What does it mean to try to sustain a restaurant during a pandemic where so many are so burdened, where hundreds of thousands of Americans have lost their lives?
For the Chans, it’s not just the stress of owning a business. It’s the additional stress of everything around them.
“I lost my uncle early on to COVID,” Emily Chan said. “There’s been no funeral for that. There’s no Thanksgiving. There’s no moments that make it all better.”
It’s hard on the Chans: as small business owners, as partners, and as parents. They’re raising a son, Mik, who’s almost 3 years old.
On Mondays, Mik hangs out in the kitchen while they experiment with the coming week’s supper club recipes.
“He’s here every day of the week,” Emily Chan said “We don’t have daycare anymore. We lost it in 2020.”
Emily and Jen want their son to socialize with other kids. They want him to continue to blossom. They also don’t want him to feel their burdens.
“I know he sees our stress,” Emily Chan says. “This has been a very stressful year for our family.

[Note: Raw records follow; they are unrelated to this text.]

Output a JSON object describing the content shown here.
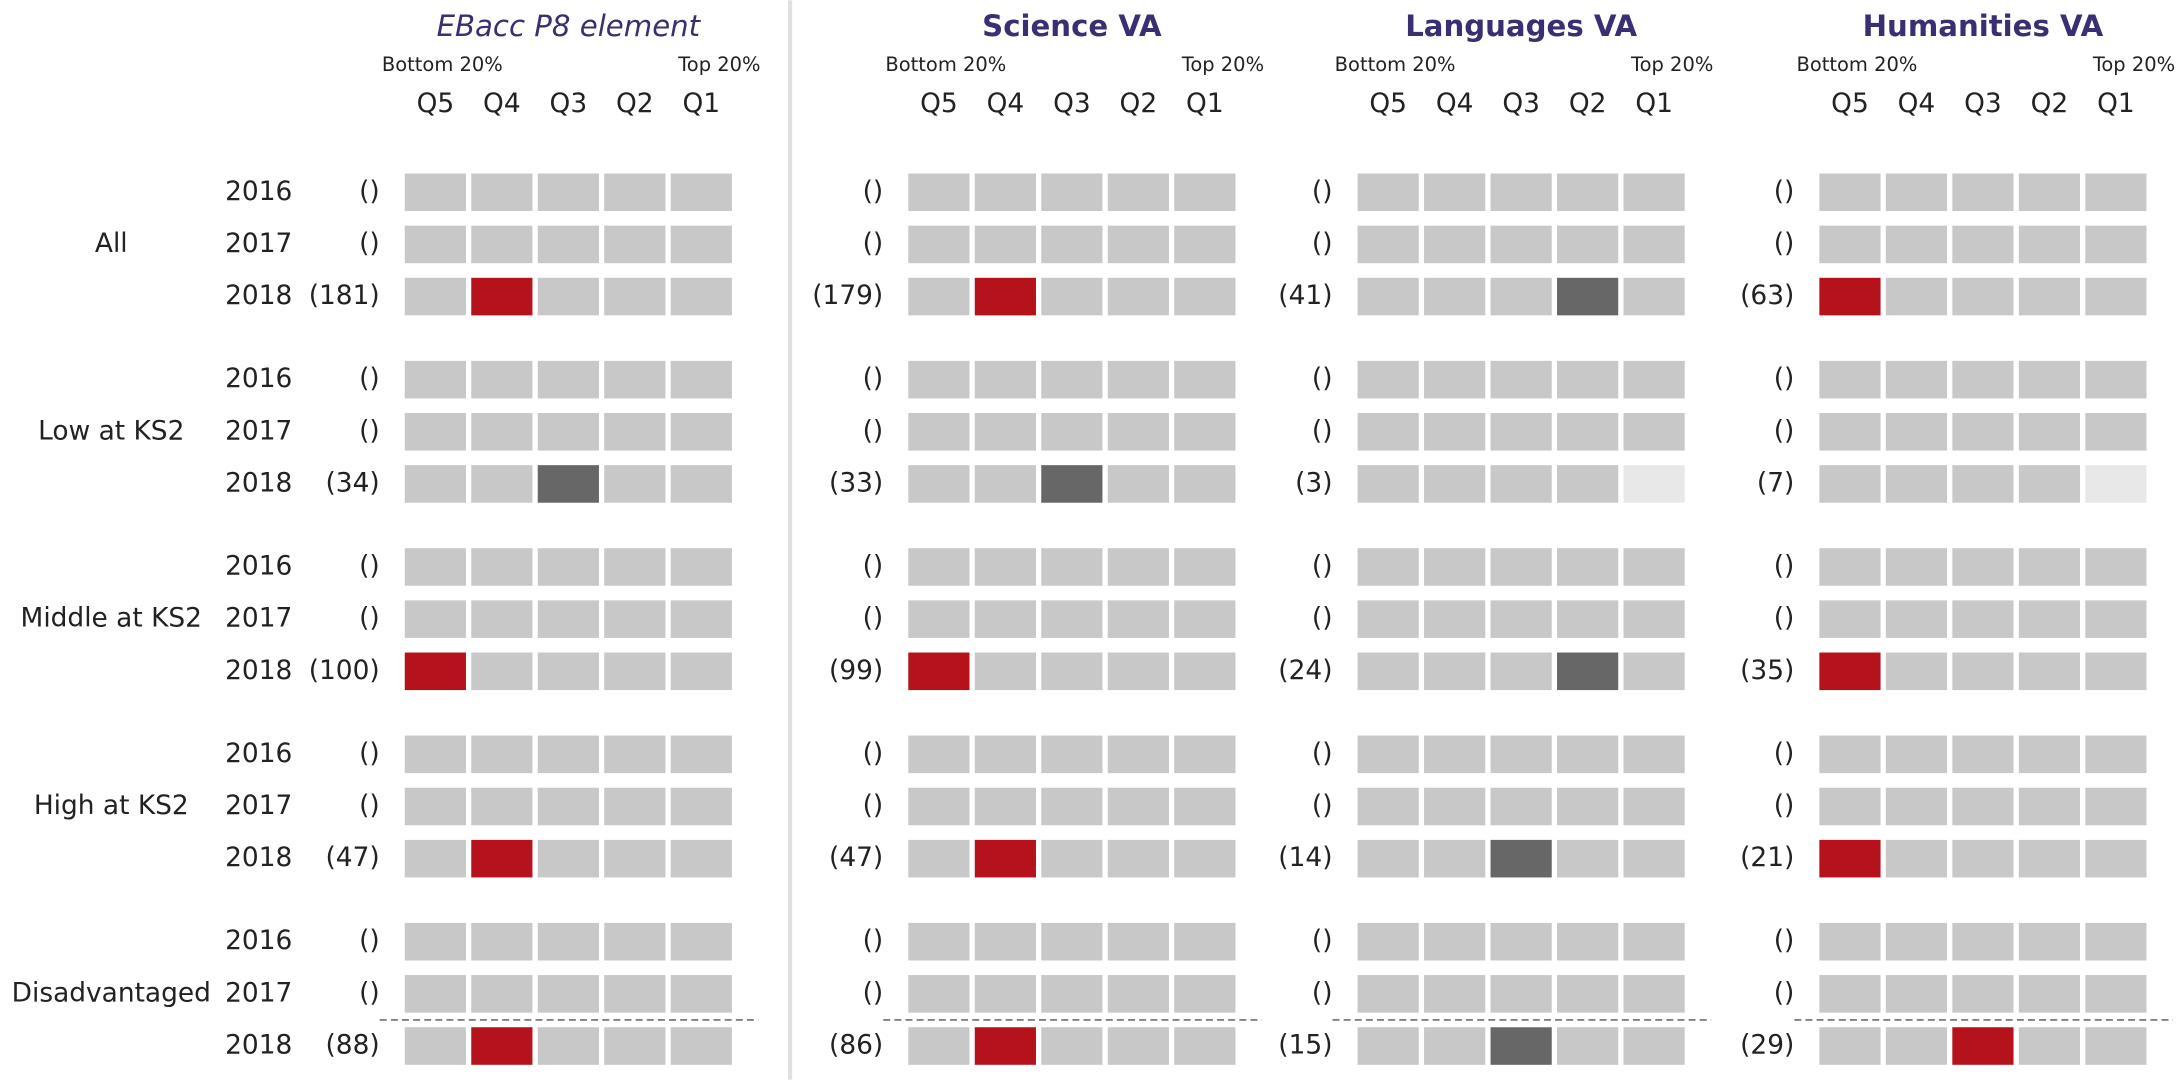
{
  "row_groups": [
    {
      "label": "All",
      "years": [
        "2016",
        "2017",
        "2018"
      ]
    },
    {
      "label": "Low at KS2",
      "years": [
        "2016",
        "2017",
        "2018"
      ]
    },
    {
      "label": "Middle at KS2",
      "years": [
        "2016",
        "2017",
        "2018"
      ]
    },
    {
      "label": "High at KS2",
      "years": [
        "2016",
        "2017",
        "2018"
      ]
    },
    {
      "label": "Disadvantaged",
      "years": [
        "2016",
        "2017",
        "2018"
      ],
      "dashed_before_last": true
    }
  ],
  "cell_color": "#c8c8c8",
  "muted_text_color": "#aaaaaa",
  "title_color": "#3a2f72",
  "panels": [
    {
      "title": "EBacc P8 element",
      "title_style": "italic",
      "bottom": "Bottom 20%",
      "top": "Top 20%",
      "quintiles": [
        "Q5",
        "Q4",
        "Q3",
        "Q2",
        "Q1"
      ],
      "groups": [
        {
          "rows": [
            {
              "count": "()"
            },
            {
              "count": "()"
            },
            {
              "count": "(181)",
              "highlight": {
                "index": 1,
                "color": "#b5121b"
              }
            }
          ]
        },
        {
          "rows": [
            {
              "count": "()"
            },
            {
              "count": "()"
            },
            {
              "count": "(34)",
              "highlight": {
                "index": 2,
                "color": "#676767"
              }
            }
          ]
        },
        {
          "rows": [
            {
              "count": "()"
            },
            {
              "count": "()"
            },
            {
              "count": "(100)",
              "highlight": {
                "index": 0,
                "color": "#b5121b"
              }
            }
          ]
        },
        {
          "rows": [
            {
              "count": "()"
            },
            {
              "count": "()"
            },
            {
              "count": "(47)",
              "highlight": {
                "index": 1,
                "color": "#b5121b"
              }
            }
          ]
        },
        {
          "rows": [
            {
              "count": "()"
            },
            {
              "count": "()"
            },
            {
              "count": "(88)",
              "highlight": {
                "index": 1,
                "color": "#b5121b"
              }
            }
          ]
        }
      ]
    },
    {
      "title": "Science VA",
      "title_style": "bold",
      "bottom": "Bottom 20%",
      "top": "Top 20%",
      "quintiles": [
        "Q5",
        "Q4",
        "Q3",
        "Q2",
        "Q1"
      ],
      "groups": [
        {
          "rows": [
            {
              "count": "()"
            },
            {
              "count": "()"
            },
            {
              "count": "(179)",
              "highlight": {
                "index": 1,
                "color": "#b5121b"
              }
            }
          ]
        },
        {
          "rows": [
            {
              "count": "()"
            },
            {
              "count": "()"
            },
            {
              "count": "(33)",
              "highlight": {
                "index": 2,
                "color": "#676767"
              }
            }
          ]
        },
        {
          "rows": [
            {
              "count": "()"
            },
            {
              "count": "()"
            },
            {
              "count": "(99)",
              "highlight": {
                "index": 0,
                "color": "#b5121b"
              }
            }
          ]
        },
        {
          "rows": [
            {
              "count": "()"
            },
            {
              "count": "()"
            },
            {
              "count": "(47)",
              "highlight": {
                "index": 1,
                "color": "#b5121b"
              }
            }
          ]
        },
        {
          "rows": [
            {
              "count": "()"
            },
            {
              "count": "()"
            },
            {
              "count": "(86)",
              "highlight": {
                "index": 1,
                "color": "#b5121b"
              }
            }
          ]
        }
      ]
    },
    {
      "title": "Languages VA",
      "title_style": "bold",
      "bottom": "Bottom 20%",
      "top": "Top 20%",
      "quintiles": [
        "Q5",
        "Q4",
        "Q3",
        "Q2",
        "Q1"
      ],
      "groups": [
        {
          "rows": [
            {
              "count": "()"
            },
            {
              "count": "()"
            },
            {
              "count": "(41)",
              "highlight": {
                "index": 3,
                "color": "#676767"
              }
            }
          ]
        },
        {
          "rows": [
            {
              "count": "()"
            },
            {
              "count": "()"
            },
            {
              "count": "(3)",
              "muted": true,
              "highlight": {
                "index": 4,
                "color": "#e8e8e8"
              }
            }
          ]
        },
        {
          "rows": [
            {
              "count": "()"
            },
            {
              "count": "()"
            },
            {
              "count": "(24)",
              "highlight": {
                "index": 3,
                "color": "#676767"
              }
            }
          ]
        },
        {
          "rows": [
            {
              "count": "()"
            },
            {
              "count": "()"
            },
            {
              "count": "(14)",
              "highlight": {
                "index": 2,
                "color": "#676767"
              }
            }
          ]
        },
        {
          "rows": [
            {
              "count": "()"
            },
            {
              "count": "()"
            },
            {
              "count": "(15)",
              "highlight": {
                "index": 2,
                "color": "#676767"
              }
            }
          ]
        }
      ]
    },
    {
      "title": "Humanities VA",
      "title_style": "bold",
      "bottom": "Bottom 20%",
      "top": "Top 20%",
      "quintiles": [
        "Q5",
        "Q4",
        "Q3",
        "Q2",
        "Q1"
      ],
      "groups": [
        {
          "rows": [
            {
              "count": "()"
            },
            {
              "count": "()"
            },
            {
              "count": "(63)",
              "highlight": {
                "index": 0,
                "color": "#b5121b"
              }
            }
          ]
        },
        {
          "rows": [
            {
              "count": "()"
            },
            {
              "count": "()"
            },
            {
              "count": "(7)",
              "muted": true,
              "highlight": {
                "index": 4,
                "color": "#e8e8e8"
              }
            }
          ]
        },
        {
          "rows": [
            {
              "count": "()"
            },
            {
              "count": "()"
            },
            {
              "count": "(35)",
              "highlight": {
                "index": 0,
                "color": "#b5121b"
              }
            }
          ]
        },
        {
          "rows": [
            {
              "count": "()"
            },
            {
              "count": "()"
            },
            {
              "count": "(21)",
              "highlight": {
                "index": 0,
                "color": "#b5121b"
              }
            }
          ]
        },
        {
          "rows": [
            {
              "count": "()"
            },
            {
              "count": "()"
            },
            {
              "count": "(29)",
              "highlight": {
                "index": 2,
                "color": "#b5121b"
              }
            }
          ]
        }
      ]
    }
  ]
}
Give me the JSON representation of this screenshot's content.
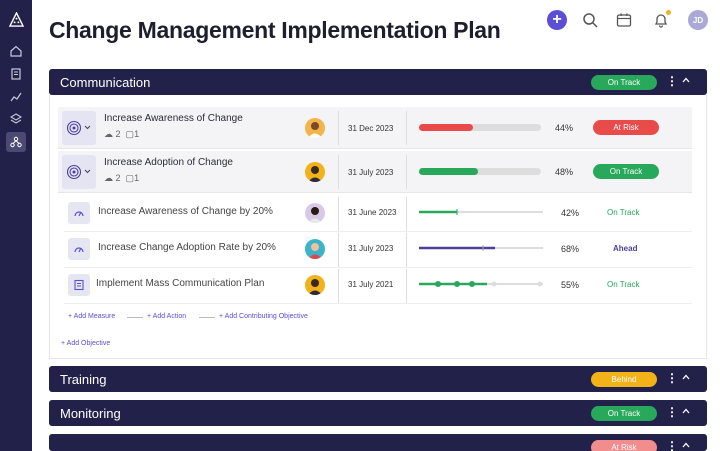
{
  "page": {
    "title": "Change Management Implementation Plan"
  },
  "topbar": {
    "avatar_initials": "JD",
    "plus_label": "+"
  },
  "sidebar": {
    "items": [
      "home",
      "reports",
      "analytics",
      "layers",
      "hierarchy"
    ]
  },
  "colors": {
    "navy": "#22214a",
    "accent": "#5b4fd6",
    "green": "#27a85a",
    "red": "#e94b4b",
    "yellow": "#f2b21a",
    "purple": "#4b3f9c"
  },
  "sections": [
    {
      "name": "Communication",
      "status": "On Track"
    },
    {
      "name": "Training",
      "status": "Behind"
    },
    {
      "name": "Monitoring",
      "status": "On Track"
    },
    {
      "name": "",
      "status": "At Risk"
    }
  ],
  "objectives": [
    {
      "name": "Increase Awareness of Change",
      "links": "2",
      "docs": "1",
      "date": "31 Dec 2023",
      "progress": 44,
      "pct_label": "44%",
      "status": "At Risk"
    },
    {
      "name": "Increase Adoption of Change",
      "links": "2",
      "docs": "1",
      "date": "31 July 2023",
      "progress": 48,
      "pct_label": "48%",
      "status": "On Track"
    }
  ],
  "key_results": [
    {
      "name": "Increase Awareness of Change by 20%",
      "date": "31 June 2023",
      "progress": 42,
      "pct_label": "42%",
      "status": "On Track"
    },
    {
      "name": "Increase Change Adoption Rate by 20%",
      "date": "31 July 2023",
      "progress": 68,
      "pct_label": "68%",
      "status": "Ahead"
    },
    {
      "name": "Implement Mass Communication Plan",
      "date": "31 July 2021",
      "progress": 55,
      "pct_label": "55%",
      "status": "On Track"
    }
  ],
  "actions": {
    "add_measure": "+ Add Measure",
    "add_action": "+ Add Action",
    "add_contributing": "+ Add Contributing Objective",
    "add_objective": "+ Add Objective"
  },
  "menu": {
    "kebab": "⋮",
    "collapse": "^"
  }
}
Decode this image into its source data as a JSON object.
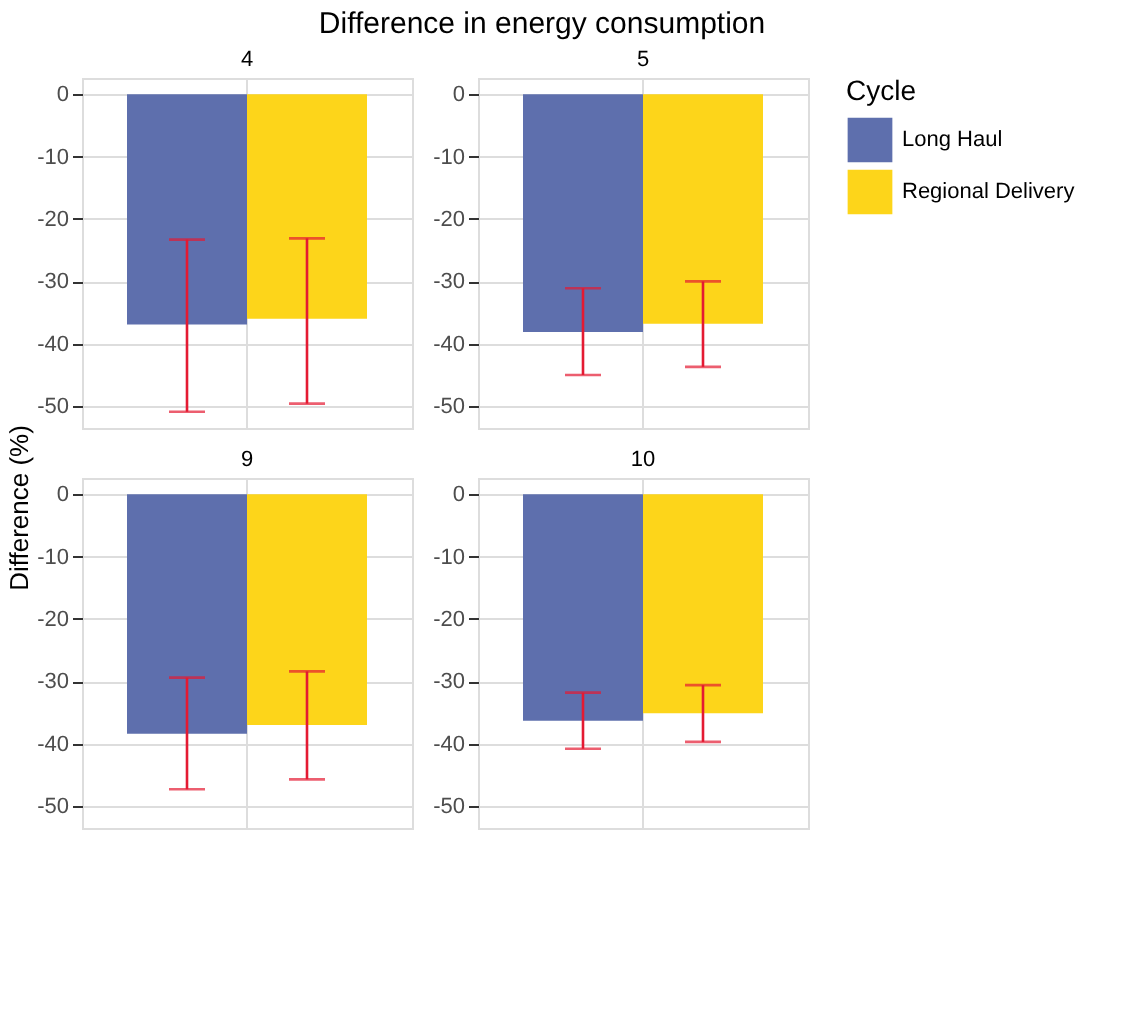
{
  "chart_data": [
    {
      "type": "bar",
      "title": "Difference in energy consumption",
      "subtitle": "4",
      "ylabel": "Difference (%)",
      "legend_title": "Cycle",
      "legend": "right",
      "categories": [
        null
      ],
      "series": [
        {
          "name": "Long Haul",
          "color": "#5e6fad",
          "values": [
            -36.9
          ],
          "errors": [
            [
              -50.9,
              -23.3
            ]
          ]
        },
        {
          "name": "Regional Delivery",
          "color": "#fdd51a",
          "values": [
            -36.0
          ],
          "errors": [
            [
              -49.6,
              -23.1
            ]
          ]
        }
      ],
      "ylim": [
        -53.5,
        2.6
      ],
      "yticks": [
        0,
        -10,
        -20,
        -30,
        -40,
        -50
      ],
      "grid": true,
      "tick_labels": "y"
    },
    {
      "type": "bar",
      "subtitle": "5",
      "categories": [
        null
      ],
      "series": [
        {
          "name": "Long Haul",
          "color": "#5e6fad",
          "values": [
            -38.1
          ],
          "errors": [
            [
              -45.0,
              -31.1
            ]
          ]
        },
        {
          "name": "Regional Delivery",
          "color": "#fdd51a",
          "values": [
            -36.8
          ],
          "errors": [
            [
              -43.7,
              -30.0
            ]
          ]
        }
      ],
      "ylim": [
        -53.5,
        2.6
      ],
      "yticks": [
        0,
        -10,
        -20,
        -30,
        -40,
        -50
      ],
      "grid": true,
      "tick_labels": "y"
    },
    {
      "type": "bar",
      "subtitle": "9",
      "categories": [
        null
      ],
      "series": [
        {
          "name": "Long Haul",
          "color": "#5e6fad",
          "values": [
            -38.4
          ],
          "errors": [
            [
              -47.3,
              -29.4
            ]
          ]
        },
        {
          "name": "Regional Delivery",
          "color": "#fdd51a",
          "values": [
            -37.0
          ],
          "errors": [
            [
              -45.7,
              -28.4
            ]
          ]
        }
      ],
      "ylim": [
        -53.5,
        2.6
      ],
      "yticks": [
        0,
        -10,
        -20,
        -30,
        -40,
        -50
      ],
      "grid": true,
      "tick_labels": "y"
    },
    {
      "type": "bar",
      "subtitle": "10",
      "categories": [
        null
      ],
      "series": [
        {
          "name": "Long Haul",
          "color": "#5e6fad",
          "values": [
            -36.3
          ],
          "errors": [
            [
              -40.8,
              -31.8
            ]
          ]
        },
        {
          "name": "Regional Delivery",
          "color": "#fdd51a",
          "values": [
            -35.1
          ],
          "errors": [
            [
              -39.7,
              -30.6
            ]
          ]
        }
      ],
      "ylim": [
        -53.5,
        2.6
      ],
      "yticks": [
        0,
        -10,
        -20,
        -30,
        -40,
        -50
      ],
      "grid": true,
      "tick_labels": "y"
    }
  ]
}
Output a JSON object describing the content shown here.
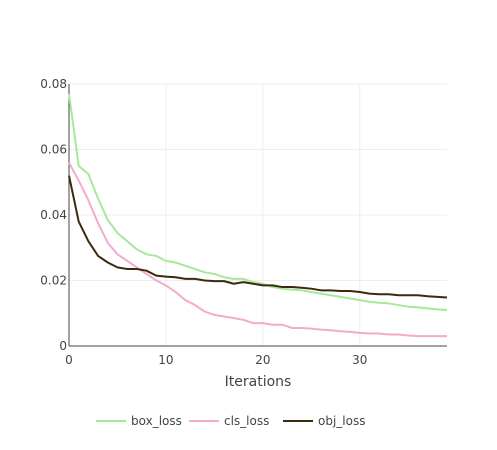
{
  "chart_data": {
    "type": "line",
    "title": "",
    "xlabel": "Iterations",
    "ylabel": "",
    "xlim": [
      0,
      39
    ],
    "ylim": [
      0,
      0.08
    ],
    "x_ticks": [
      0,
      10,
      20,
      30
    ],
    "x_tick_labels": [
      "0",
      "10",
      "20",
      "30"
    ],
    "y_ticks": [
      0,
      0.02,
      0.04,
      0.06,
      0.08
    ],
    "y_tick_labels": [
      "0",
      "0.02",
      "0.04",
      "0.06",
      "0.08"
    ],
    "grid": true,
    "legend_position": "bottom",
    "x": [
      0,
      1,
      2,
      3,
      4,
      5,
      6,
      7,
      8,
      9,
      10,
      11,
      12,
      13,
      14,
      15,
      16,
      17,
      18,
      19,
      20,
      21,
      22,
      23,
      24,
      25,
      26,
      27,
      28,
      29,
      30,
      31,
      32,
      33,
      34,
      35,
      36,
      37,
      38,
      39
    ],
    "series": [
      {
        "name": "box_loss",
        "color": "#a8e89a",
        "values": [
          0.077,
          0.055,
          0.0525,
          0.045,
          0.0385,
          0.0345,
          0.032,
          0.0295,
          0.028,
          0.0275,
          0.026,
          0.0255,
          0.0245,
          0.0235,
          0.0225,
          0.022,
          0.021,
          0.0205,
          0.0205,
          0.0195,
          0.019,
          0.018,
          0.0175,
          0.0172,
          0.017,
          0.0165,
          0.016,
          0.0155,
          0.015,
          0.0145,
          0.014,
          0.0135,
          0.0132,
          0.013,
          0.0125,
          0.012,
          0.0118,
          0.0115,
          0.0112,
          0.011
        ]
      },
      {
        "name": "cls_loss",
        "color": "#f5aacb",
        "values": [
          0.056,
          0.0505,
          0.0445,
          0.0375,
          0.0315,
          0.028,
          0.026,
          0.024,
          0.022,
          0.02,
          0.0185,
          0.0165,
          0.014,
          0.0125,
          0.0105,
          0.0095,
          0.009,
          0.0085,
          0.008,
          0.007,
          0.007,
          0.0065,
          0.0065,
          0.0055,
          0.0055,
          0.0053,
          0.005,
          0.0048,
          0.0045,
          0.0043,
          0.004,
          0.0038,
          0.0038,
          0.0035,
          0.0035,
          0.0032,
          0.003,
          0.003,
          0.003,
          0.003
        ]
      },
      {
        "name": "obj_loss",
        "color": "#3b2a0c",
        "values": [
          0.052,
          0.038,
          0.032,
          0.0275,
          0.0255,
          0.024,
          0.0235,
          0.0235,
          0.023,
          0.0215,
          0.0212,
          0.021,
          0.0205,
          0.0205,
          0.02,
          0.0198,
          0.0198,
          0.019,
          0.0195,
          0.019,
          0.0185,
          0.0185,
          0.018,
          0.018,
          0.0178,
          0.0175,
          0.017,
          0.017,
          0.0168,
          0.0168,
          0.0165,
          0.016,
          0.0158,
          0.0158,
          0.0155,
          0.0155,
          0.0155,
          0.0152,
          0.015,
          0.0148
        ]
      }
    ]
  }
}
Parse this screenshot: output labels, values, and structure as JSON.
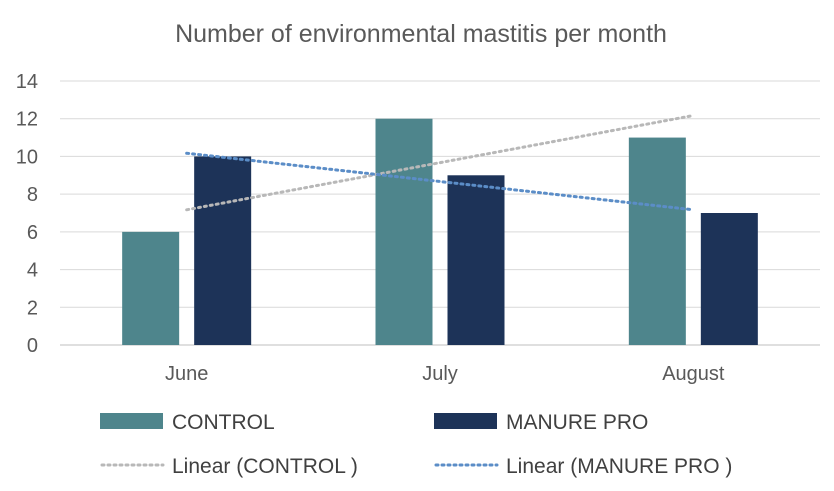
{
  "chart_data": {
    "type": "bar",
    "title": "Number of environmental mastitis per month",
    "categories": [
      "June",
      "July",
      "August"
    ],
    "series": [
      {
        "name": "CONTROL",
        "values": [
          6,
          12,
          11
        ],
        "color": "#4e858c"
      },
      {
        "name": "MANURE PRO",
        "values": [
          10,
          9,
          7
        ],
        "color": "#1d3358"
      }
    ],
    "trendlines": [
      {
        "name": "Linear (CONTROL )",
        "type": "linear",
        "of_series": "CONTROL",
        "values": [
          7.17,
          9.67,
          12.17
        ],
        "color": "#b8b8b8",
        "style": "dotted"
      },
      {
        "name": "Linear (MANURE PRO )",
        "type": "linear",
        "of_series": "MANURE PRO",
        "values": [
          10.17,
          8.67,
          7.17
        ],
        "color": "#5b8dc7",
        "style": "dotted"
      }
    ],
    "ylim": [
      0,
      14
    ],
    "yticks": [
      0,
      2,
      4,
      6,
      8,
      10,
      12,
      14
    ],
    "grid": true,
    "legend_position": "bottom",
    "xlabel": "",
    "ylabel": ""
  }
}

But, you know, you take him to the park and he plays for an hour, and he’s fantastic.
“We just kind of go with it and tell him not to open a restaurant.”
The Chans can visualize the other side. They see a world where vaccines have been distributed, dining rooms have been reopened, and they can experience the success they had just begun to taste when the pandemic arrived.
They just can’t say with confidence how they’ll get there.
That morning at her restaurant, Emily Chan went through paperwork to renew the restaurant’s liquor license. It costs $5,000. The restaurant barely used it this year, its bar closing because of the pandemic. She can’t say for sure when – or if – it’ll reopen next year.
But she still needs the license. In normal times, it would lead to critical income.
These are the difficult decisions that face the Chans seemingly daily: renegotiating rent, determining when and how to raise money, and finding profitable ways to invest in their kitchen and keep moving forward.
“I’ve thought very hard about how much longer I can do this,” Emily Chan said.
"And whether it is right to put my family through it because, we just keep borrowing money.”
But for now, they’re sticking with it.
“If you were to ask me what makes me cry in the walk-in cooler the most,” Emily Chan said, “it’s that this is truly the dream for everything I wanted. My business, in my neighborhood, that was built by my family and friends. I have put so much effort into it because people keep gracing us with kindness.”
She tries to peer into a still-distant future.
“I think about whenever we can take our masks off and smile at each other again,” she said.
“We’re gonna get there. I just, want to get there.”